Description
“In the wild, something inside me opens to innovation, inspiration, creativity, and imagination. It’s a good feeling, one that leaves me light and full of energy, free to imagine who I want to be in this life. . . . Yet it’s slippery and ephemeral, and I can never seem to pack it out with me.” –Adrienne Lindholm
It Happened Like This is, on the surface, a memoir about what it means to live and love in one of the wildest places on the planet. But the love described is not a simple one; it’s a gritty, sometimes devastating, often blood-pumping kind of feeling played out in the rugged Alaska wilderness.
In an authentic and honest voice, writer Adrienne Lindholm recounts her move to Alaska as a young woman eager to begin her career in environmental and wildlife studies. She finds herself initially out of her depth among her peers, many of whom are also “Outsiders,” new to the state, but who seem more experienced, more confident. Eventually she finds her way, immersing herself in the rigors of wilderness adventures and building a community of outdoorsy friends to sustain her. Soon she falls in love with JT and gradually, at times painfully, they build a life together and decide to start a family amidst the wild.
Adrienne celebrates the many ways in which Alaska, and her outdoor adventures there, inspired self-discovery, as well as revealing her difficult and intimate journey into motherhood. Her love story encompasses the outline of massive mountains on the horizon, viewed for the first time; a caribou moving through an alder forest; the effort to climb a glaciated peak; and the peace that settles when contemplating a quiet Arctic lake. At times, her love–for JT, but also for nature and life–also feels savage, like when she charges onto a glacier alone, or when she shoots, kills, and skins her first animal.

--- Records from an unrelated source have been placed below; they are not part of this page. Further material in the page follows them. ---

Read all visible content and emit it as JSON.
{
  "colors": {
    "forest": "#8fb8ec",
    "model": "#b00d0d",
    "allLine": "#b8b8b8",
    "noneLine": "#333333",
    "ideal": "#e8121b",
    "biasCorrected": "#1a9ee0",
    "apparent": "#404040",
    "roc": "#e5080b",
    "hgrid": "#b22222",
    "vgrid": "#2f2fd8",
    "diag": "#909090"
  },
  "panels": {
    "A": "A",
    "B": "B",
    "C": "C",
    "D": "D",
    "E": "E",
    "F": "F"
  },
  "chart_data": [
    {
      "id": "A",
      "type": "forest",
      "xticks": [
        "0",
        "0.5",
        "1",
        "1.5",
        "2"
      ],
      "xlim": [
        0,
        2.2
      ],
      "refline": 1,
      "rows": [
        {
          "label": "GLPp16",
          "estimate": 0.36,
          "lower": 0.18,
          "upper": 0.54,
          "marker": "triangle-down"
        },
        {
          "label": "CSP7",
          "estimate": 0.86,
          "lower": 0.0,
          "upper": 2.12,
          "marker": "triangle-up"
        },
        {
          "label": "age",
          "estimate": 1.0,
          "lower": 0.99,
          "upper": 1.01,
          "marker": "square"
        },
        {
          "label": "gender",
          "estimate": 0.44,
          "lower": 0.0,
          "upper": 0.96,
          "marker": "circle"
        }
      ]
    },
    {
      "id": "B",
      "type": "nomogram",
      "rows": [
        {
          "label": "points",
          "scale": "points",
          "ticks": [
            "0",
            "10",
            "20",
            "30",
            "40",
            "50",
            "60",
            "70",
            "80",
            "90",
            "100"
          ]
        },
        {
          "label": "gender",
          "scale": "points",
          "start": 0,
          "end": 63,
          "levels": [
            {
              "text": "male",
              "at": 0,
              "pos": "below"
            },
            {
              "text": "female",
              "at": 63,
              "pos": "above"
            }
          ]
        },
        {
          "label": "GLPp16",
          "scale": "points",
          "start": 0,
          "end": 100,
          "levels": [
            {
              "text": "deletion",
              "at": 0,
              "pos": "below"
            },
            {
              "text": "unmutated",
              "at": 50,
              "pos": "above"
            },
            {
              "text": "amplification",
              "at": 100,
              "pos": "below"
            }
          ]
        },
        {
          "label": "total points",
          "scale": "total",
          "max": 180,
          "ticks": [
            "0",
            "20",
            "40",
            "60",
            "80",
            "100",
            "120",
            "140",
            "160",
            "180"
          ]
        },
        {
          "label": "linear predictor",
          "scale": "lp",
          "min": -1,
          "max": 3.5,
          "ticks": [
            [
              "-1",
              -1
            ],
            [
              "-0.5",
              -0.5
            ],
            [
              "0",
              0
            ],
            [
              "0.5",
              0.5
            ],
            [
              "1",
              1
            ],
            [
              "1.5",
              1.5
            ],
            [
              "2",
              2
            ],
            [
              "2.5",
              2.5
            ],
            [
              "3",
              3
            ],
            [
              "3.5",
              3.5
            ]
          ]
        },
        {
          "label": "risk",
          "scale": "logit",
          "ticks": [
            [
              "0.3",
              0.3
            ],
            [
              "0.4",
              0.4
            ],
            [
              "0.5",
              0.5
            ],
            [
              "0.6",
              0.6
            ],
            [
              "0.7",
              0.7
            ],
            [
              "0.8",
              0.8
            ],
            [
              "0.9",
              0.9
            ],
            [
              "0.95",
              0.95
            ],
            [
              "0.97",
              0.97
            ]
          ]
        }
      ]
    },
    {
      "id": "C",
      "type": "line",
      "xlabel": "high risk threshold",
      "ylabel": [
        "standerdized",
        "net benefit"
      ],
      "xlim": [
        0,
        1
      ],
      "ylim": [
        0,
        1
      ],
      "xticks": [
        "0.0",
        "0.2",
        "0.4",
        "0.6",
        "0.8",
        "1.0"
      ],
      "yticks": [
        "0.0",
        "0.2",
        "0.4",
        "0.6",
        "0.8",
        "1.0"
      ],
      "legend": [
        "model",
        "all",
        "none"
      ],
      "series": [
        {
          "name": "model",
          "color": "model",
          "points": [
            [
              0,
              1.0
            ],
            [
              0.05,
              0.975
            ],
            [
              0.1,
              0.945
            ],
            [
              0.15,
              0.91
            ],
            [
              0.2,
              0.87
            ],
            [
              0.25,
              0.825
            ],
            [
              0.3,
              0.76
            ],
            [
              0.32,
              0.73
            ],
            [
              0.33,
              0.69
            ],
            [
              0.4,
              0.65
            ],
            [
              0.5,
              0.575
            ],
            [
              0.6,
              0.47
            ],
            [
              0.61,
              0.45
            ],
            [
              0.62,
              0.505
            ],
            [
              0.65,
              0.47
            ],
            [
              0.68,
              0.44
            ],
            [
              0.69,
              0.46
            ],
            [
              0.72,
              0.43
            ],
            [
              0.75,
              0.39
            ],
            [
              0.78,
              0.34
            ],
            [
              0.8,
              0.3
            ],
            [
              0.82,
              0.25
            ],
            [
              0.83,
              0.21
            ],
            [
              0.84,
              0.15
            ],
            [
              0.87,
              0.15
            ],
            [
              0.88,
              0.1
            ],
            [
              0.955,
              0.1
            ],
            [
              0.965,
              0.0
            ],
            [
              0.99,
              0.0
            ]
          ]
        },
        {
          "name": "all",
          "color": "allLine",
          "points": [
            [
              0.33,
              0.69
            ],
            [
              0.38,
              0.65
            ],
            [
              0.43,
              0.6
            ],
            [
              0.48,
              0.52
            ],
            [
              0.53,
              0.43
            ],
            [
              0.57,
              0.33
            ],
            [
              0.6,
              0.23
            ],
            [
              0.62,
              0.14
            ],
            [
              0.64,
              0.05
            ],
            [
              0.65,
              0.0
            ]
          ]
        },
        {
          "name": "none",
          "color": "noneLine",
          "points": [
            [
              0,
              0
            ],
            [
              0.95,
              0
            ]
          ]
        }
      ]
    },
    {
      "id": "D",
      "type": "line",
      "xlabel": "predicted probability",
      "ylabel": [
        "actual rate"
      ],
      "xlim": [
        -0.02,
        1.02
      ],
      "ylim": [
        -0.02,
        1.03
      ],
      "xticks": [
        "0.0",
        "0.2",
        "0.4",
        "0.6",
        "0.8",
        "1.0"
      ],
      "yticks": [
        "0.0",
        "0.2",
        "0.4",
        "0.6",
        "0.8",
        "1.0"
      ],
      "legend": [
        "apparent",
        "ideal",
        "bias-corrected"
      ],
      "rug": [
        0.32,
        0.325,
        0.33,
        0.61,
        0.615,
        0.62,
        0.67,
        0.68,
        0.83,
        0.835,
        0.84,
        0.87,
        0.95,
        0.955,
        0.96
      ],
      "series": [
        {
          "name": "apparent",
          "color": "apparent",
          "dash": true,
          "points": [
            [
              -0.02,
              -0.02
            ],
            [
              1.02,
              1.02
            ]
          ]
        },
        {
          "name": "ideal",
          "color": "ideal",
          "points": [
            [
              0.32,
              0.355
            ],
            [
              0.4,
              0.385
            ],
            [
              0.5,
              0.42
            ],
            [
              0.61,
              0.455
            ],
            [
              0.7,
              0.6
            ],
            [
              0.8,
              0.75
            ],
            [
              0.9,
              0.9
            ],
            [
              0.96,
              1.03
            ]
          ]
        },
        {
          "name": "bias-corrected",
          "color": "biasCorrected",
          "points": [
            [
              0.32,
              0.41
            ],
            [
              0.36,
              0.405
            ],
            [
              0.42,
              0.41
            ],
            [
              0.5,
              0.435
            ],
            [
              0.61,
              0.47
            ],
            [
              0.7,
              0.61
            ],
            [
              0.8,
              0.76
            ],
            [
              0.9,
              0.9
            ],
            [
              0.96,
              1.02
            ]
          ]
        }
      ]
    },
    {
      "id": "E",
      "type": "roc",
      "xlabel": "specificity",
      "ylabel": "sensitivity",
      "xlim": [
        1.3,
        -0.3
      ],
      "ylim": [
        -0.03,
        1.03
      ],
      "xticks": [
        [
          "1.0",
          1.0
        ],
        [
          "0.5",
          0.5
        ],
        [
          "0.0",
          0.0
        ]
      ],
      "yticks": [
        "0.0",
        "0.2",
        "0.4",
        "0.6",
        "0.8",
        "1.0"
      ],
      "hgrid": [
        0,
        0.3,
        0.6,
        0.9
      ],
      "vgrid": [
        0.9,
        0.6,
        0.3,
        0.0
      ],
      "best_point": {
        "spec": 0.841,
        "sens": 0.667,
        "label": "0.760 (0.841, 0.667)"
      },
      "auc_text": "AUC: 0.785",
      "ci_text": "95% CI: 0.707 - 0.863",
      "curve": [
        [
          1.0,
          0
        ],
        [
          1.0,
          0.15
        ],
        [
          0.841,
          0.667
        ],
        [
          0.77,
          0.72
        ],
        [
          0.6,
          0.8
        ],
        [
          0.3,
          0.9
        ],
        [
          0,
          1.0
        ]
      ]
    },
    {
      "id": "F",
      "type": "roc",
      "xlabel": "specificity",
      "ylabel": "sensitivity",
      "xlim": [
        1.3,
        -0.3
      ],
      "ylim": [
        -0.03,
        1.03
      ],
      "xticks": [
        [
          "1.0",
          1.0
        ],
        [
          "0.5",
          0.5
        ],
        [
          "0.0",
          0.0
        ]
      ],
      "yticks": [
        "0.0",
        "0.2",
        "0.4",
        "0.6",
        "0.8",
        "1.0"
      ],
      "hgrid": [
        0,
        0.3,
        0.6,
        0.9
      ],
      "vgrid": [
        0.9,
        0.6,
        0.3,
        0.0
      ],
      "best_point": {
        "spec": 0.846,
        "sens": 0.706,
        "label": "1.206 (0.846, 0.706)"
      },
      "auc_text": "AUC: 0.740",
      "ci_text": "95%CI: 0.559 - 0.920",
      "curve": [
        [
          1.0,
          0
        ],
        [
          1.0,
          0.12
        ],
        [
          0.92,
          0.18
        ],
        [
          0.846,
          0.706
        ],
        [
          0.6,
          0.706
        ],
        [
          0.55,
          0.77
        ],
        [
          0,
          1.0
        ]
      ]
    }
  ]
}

With It Happened Like This, readers take an intimate, gently humorous, and occasionally adrenalin-spiked journey into adulthood, and into the depth and comfort of wilderness.
Adrienne Lindholm lives in Eagle River, Alaska, where she oversees the Wilderness Stewardship Program for the national parks in Alaska. Since 2000 she has worked for the National Park Service as a backcountry ranger, park planner, compliance officer, and natural resource manager. She is also a mother, speaker, and writer.